Forget abc fam drinking games. Take a shot everytime Tyra says I and you'll be dead by the first commercial
you kept trying to make scrambled eggs with 3 hardboiled ones.
So dude, she and I just got done having the most amazing sex, and then she rolled over and said that "lets make some tacos" and proceeded to the kitchen... naked... I'm buying the ring tomorrow
Even the French judge on the olympics would give that a 10
Without me, you would never be able to say you partied with a midget!
Word is he has some crazy hawaiian STD
I don't remember you taking the condom off last night. Did you just walk home in it ?
I can't see straight with both eyes and ive only been at the bar for an hour. Someone else typed this for me.
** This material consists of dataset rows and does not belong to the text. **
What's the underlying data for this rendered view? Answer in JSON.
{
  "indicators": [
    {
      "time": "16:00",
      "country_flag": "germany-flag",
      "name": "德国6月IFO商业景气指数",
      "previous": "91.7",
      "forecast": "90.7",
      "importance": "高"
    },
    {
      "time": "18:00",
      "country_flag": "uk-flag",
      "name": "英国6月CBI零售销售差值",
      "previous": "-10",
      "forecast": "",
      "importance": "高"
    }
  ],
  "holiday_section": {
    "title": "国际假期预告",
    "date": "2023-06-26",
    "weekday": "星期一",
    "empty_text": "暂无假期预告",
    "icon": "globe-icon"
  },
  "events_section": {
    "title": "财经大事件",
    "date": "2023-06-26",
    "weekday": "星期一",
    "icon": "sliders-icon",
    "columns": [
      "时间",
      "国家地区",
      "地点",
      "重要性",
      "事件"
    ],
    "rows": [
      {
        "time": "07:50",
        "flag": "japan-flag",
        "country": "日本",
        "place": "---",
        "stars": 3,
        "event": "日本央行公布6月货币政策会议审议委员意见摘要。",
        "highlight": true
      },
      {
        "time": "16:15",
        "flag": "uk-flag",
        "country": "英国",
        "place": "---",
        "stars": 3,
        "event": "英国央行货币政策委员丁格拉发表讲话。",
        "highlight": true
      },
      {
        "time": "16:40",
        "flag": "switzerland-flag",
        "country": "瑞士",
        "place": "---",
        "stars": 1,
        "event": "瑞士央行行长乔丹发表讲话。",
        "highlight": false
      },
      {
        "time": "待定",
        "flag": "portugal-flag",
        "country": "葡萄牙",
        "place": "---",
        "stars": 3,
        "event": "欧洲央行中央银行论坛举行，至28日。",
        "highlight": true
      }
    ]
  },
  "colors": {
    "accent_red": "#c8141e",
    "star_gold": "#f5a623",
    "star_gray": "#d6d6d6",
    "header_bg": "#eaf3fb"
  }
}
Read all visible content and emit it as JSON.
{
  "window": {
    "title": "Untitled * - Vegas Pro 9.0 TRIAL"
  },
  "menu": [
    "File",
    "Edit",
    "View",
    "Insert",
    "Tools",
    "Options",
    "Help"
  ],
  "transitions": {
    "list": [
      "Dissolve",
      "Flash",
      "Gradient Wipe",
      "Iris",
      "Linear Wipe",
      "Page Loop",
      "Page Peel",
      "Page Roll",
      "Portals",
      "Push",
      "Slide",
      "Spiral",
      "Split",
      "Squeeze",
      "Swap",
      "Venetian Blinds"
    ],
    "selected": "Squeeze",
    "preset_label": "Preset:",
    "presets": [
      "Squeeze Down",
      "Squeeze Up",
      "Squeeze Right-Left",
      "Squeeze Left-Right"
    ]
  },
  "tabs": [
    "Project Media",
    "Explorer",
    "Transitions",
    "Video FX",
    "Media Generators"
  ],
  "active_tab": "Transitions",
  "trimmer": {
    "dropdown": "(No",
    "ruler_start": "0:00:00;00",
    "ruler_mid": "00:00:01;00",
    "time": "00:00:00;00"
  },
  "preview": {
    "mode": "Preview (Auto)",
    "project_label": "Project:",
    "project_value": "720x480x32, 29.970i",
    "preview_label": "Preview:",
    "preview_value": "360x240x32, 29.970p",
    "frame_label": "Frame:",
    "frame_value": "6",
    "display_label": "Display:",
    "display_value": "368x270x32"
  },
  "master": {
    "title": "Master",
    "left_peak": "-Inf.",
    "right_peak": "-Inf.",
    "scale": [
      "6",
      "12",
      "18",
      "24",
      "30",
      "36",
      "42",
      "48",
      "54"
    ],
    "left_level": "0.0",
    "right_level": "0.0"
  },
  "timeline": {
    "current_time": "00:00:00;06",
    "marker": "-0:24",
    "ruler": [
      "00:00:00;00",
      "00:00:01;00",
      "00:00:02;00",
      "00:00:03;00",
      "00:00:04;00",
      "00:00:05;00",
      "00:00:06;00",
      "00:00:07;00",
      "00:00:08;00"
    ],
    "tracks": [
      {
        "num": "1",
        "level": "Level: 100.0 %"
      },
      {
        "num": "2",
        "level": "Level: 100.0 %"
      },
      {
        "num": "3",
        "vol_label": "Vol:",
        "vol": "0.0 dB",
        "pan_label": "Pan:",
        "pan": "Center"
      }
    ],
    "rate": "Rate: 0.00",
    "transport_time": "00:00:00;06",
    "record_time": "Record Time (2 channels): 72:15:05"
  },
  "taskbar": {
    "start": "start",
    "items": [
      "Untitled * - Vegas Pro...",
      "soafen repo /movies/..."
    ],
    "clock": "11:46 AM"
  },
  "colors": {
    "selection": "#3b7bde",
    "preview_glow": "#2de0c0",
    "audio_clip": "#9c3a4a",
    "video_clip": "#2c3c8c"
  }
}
No, the responsible one does not yell out "lets go to iHop" at 5 in the morning to a bunch of drunk people with munchies.
Note to self: the judgement that occurs when unrolling your last 5 which was used to snort drugs the night before, to pay for alcohol before noon on a Monday is worth just sucking it up and taking an overdraft fee.
Wait a min, you had drugs last night?!
And I was chasing apple pie moonshine (provided by cops) with bud light limeys. In a golf cart, wearing a tiara.
You know what would make this walk of shame even better? Picking up my cap n gown on the way to my car
Turns out the owner of the bar that I fucked used to be on Boy Meets World, but now he's old and bald. So there's that..
I've orgasmed four times in the past 24 hours. And my mom's dropping off cookies later
My mind doesn't wanna day drink but my heart does.
Kid walks in and orders 24 Mcdoubles and 14 large fries, as he's handing me the money he tells me he lost at rock paper scissors so he had to do the munchie run.